DHAKA — Bangladesh is in negotiations with Burma aimed at a deal to repatriate displaced Rohingya and Dhaka’s foreign minister will address the matter at talks in Burma this week, the Bangladeshi foreign ministry said on Sunday.
More than 600,000 Muslim Rohingya have fled to neighbouring Bangladesh since late August, driven out by a military clearance operation in Buddhist-majority Burma’s Rakhine State. The Rohingya’s suffering has caused an international outcry.
“Bangladesh and Myanmar are in the process of negotiation for a bilateral agreement for repatriation of displaced people and expect to form a Joint Working Group to facilitate the repatriation,” said a ministry statement, quoting remarks by Foreign Minister Abul Hasan Mahmood Ali at a meeting with his Japanese counterpart in Dhaka on Sunday.
A senior aide to Ali said he would leave for Burma late on Sunday to attend an Asia-Europe (ASEM) meeting on Monday and Tuesday and would stay on another couple of days for bilateral talks on the Rohingya.
The official said Ali hoped for an agreement on allowing Rohingya to return to Burma. “Both countries have almost reached an understanding on this issue and there are a few points [still] to be agreed. … We hope to reach an agreement.”
There was no immediate comment from Burma. On 1 November, Burma insisted it was ready to set up a repatriation process but voiced fears Bangladesh was delaying an accord to first get international aid money. A senior Bangladesh home ministry official described the accusation as outrageous.
Stung by international criticism and accusations of ethnic cleansing of the Rohingya, Burma’s de facto leader, Aung San Suu Kyi, has said Rohingya who can prove they were resident in Burma would be accepted back.
Last week a United Nations General Assembly committee called on Burma to end military operations that have “led to the systematic violation and abuse of human rights” of Rohingya.
The move revived a UN resolution that was dropped last year due to Burma’s progress on human rights.
However, in the past three months there has been a Rohingya exodus to Bangladesh after the Burma military began an operation against Rohingya militants who attacked 30 security posts and an army base in Rakhine on 25 August.
Burma’s military released a report on Monday denying all allegations of rapes and killings by security forces, days after replacing the general in charge of the military operation.
Top UN officials have denounced the violence as a classic example of ethnic cleansing.
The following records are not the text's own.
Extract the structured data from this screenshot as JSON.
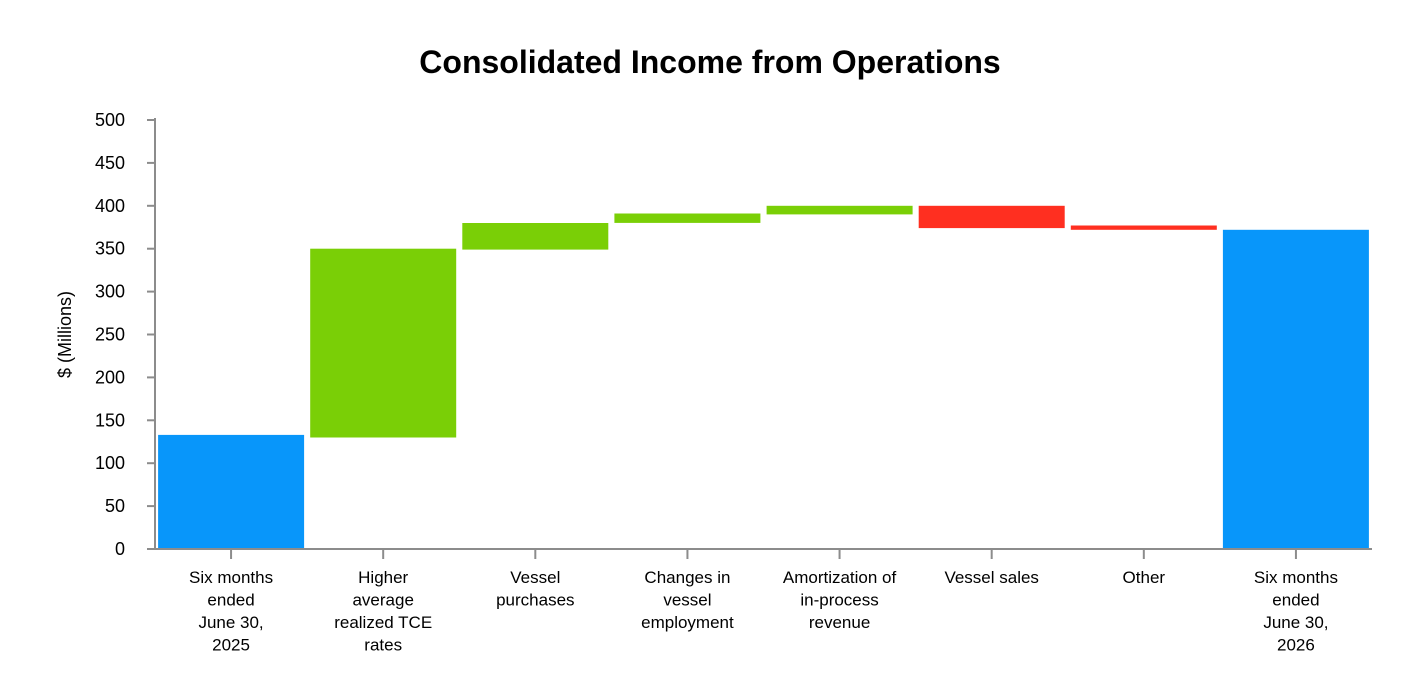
{
  "chart_data": {
    "type": "bar",
    "subtype": "waterfall",
    "title": "Consolidated Income from Operations",
    "xlabel": "",
    "ylabel": "$ (Millions)",
    "ylim": [
      0,
      500
    ],
    "yticks": [
      0,
      50,
      100,
      150,
      200,
      250,
      300,
      350,
      400,
      450,
      500
    ],
    "grid": false,
    "legend": "none",
    "categories": [
      [
        "Six months",
        "ended",
        "June 30,",
        "2025"
      ],
      [
        "Higher",
        "average",
        "realized TCE",
        "rates"
      ],
      [
        "Vessel",
        "purchases"
      ],
      [
        "Changes in",
        "vessel",
        "employment"
      ],
      [
        "Amortization of",
        "in-process",
        "revenue"
      ],
      [
        "Vessel sales"
      ],
      [
        "Other"
      ],
      [
        "Six months",
        "ended",
        "June 30,",
        "2026"
      ]
    ],
    "bars": [
      {
        "kind": "total",
        "start": 0,
        "end": 133
      },
      {
        "kind": "increase",
        "start": 130,
        "end": 350
      },
      {
        "kind": "increase",
        "start": 349,
        "end": 380
      },
      {
        "kind": "increase",
        "start": 380,
        "end": 391
      },
      {
        "kind": "increase",
        "start": 390,
        "end": 400
      },
      {
        "kind": "decrease",
        "start": 400,
        "end": 374
      },
      {
        "kind": "decrease",
        "start": 377,
        "end": 372
      },
      {
        "kind": "total",
        "start": 0,
        "end": 372
      }
    ],
    "colors": {
      "total": "#0896fa",
      "increase": "#7acf06",
      "decrease": "#ff2f20",
      "axis": "#8c8c8c"
    }
  }
}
The Burmese government has denied these allegations.
Rohingya have been denied citizenship in Burma, where many Buddhists see them as illegal immigrants from Bangladesh.
A US congressional delegation, European Union foreign policy chief Federica Mogherini and the foreign ministers of Germany, Sweden and Japan visited Rohingya camps in Cox’s Bazar at the weekend to raise awareness of their plight.
“We support Bangladesh’s efforts towards a lasting solution, including the repatriation of displaced persons,” Japan’s Taro Kona told Ali at their meeting, where Tokyo pledged $18.6 million in aid to ease the Rohingya crisis.
Mogherini told reporters: “More than putting pressure, our approach has always been and will continue to be to offer a negotiating space, encourage the taking care of a situation that is not going to disappear.”